В Москву вместе со мной летел попугайчик в клетке – подарок молодого бакинца, букет нераспустившихся маков – красивое и сомнительное приобретение – и гипсовая копилка в виде голубя по имени Гервасий. Эту копилку мне подарила Настя Вертинская, купив ее на местном базаре, она же и окрестила ее таким благозвучным именем. С Настей мы делили один номер в гостинице во время гастролей и с тех пор подружились. Я смотрела на нее с восхищением – подобную красоту и утонченность вряд ли я когда-нибудь еще встречала в нашем театрально-киношном мире. Настя со своей стороны была солидарна со мной как с женщиной, жившей в доме Михалковых-Кончаловских. Впрочем, в чем-то мы с ней были даже похожи – недаром «знаток человеческих душ» Стасик Садальский как-то подметил: есть в вас с Настькой что-то детдомовское… На поверку она оказалась «своим парнем», несмотря на гордость и неприступность свойственной ей манеры. Она раз и навсегда разделила мир женский и мужской на две конфликтующие противоположности: мы – флора, они – фауна. И, сознавая до конца удел умной, независимой и одинокой женщины, всласть иронизировала над «фауной». «Андрон любит, когда женщины записывают его мысли в тетрадочку, а потом он в эту самую тетрадочку с тезисами накладывает огромную кучу», – язвила она по известному мне поводу…
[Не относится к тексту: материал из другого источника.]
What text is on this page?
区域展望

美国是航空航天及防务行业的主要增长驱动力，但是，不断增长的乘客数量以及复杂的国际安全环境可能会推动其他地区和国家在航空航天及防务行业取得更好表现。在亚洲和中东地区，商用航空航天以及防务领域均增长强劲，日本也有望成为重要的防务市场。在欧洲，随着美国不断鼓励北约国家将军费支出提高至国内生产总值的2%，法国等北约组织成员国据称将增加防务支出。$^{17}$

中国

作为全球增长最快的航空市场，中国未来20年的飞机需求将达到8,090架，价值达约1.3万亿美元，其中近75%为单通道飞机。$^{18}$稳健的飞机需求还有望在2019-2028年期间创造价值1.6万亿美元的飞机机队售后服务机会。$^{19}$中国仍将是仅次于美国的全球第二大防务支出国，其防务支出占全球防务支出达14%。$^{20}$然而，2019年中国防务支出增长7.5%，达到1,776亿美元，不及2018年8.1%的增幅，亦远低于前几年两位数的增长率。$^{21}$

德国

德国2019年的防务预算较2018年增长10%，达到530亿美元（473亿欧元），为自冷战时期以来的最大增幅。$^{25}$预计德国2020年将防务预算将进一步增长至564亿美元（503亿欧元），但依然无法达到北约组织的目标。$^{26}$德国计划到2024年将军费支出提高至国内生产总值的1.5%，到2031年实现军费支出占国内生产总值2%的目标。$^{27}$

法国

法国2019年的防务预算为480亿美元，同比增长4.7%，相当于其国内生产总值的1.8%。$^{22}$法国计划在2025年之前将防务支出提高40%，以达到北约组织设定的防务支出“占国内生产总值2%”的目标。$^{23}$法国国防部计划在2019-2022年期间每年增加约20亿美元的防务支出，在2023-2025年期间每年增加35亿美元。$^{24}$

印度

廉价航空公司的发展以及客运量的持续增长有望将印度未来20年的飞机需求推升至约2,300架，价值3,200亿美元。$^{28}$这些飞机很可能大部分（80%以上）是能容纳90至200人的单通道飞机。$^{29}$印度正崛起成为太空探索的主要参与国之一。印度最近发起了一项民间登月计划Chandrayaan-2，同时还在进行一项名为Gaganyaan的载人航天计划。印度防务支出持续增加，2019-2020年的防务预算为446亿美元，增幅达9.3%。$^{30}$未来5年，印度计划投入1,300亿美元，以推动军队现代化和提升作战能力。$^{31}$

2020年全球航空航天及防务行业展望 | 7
По возвращении в Москву живой попугайчик вскоре направился в зоопарк: я была доброй девушкой, не смогла наслаждаться его пленным состоянием. Букет из маковых бутонов, отстояв в вазе на подоконнике, был в конце концов сварен и выпит «для кайфа» одним из моих знакомых. А копилка Гервасий служит мне верой и правдой, терпеливо собирая мелочь на счастье. Напутствия Галины Борисовны не оправдались – генеральная у Эфроса прошла без помех. Театр закрывался на время летнего отпуска до начала осеннего сезона. Наступившее лето 1977-го испытывало меня на прочность – оно чем-то было похоже на приснившийся ночью кошмар.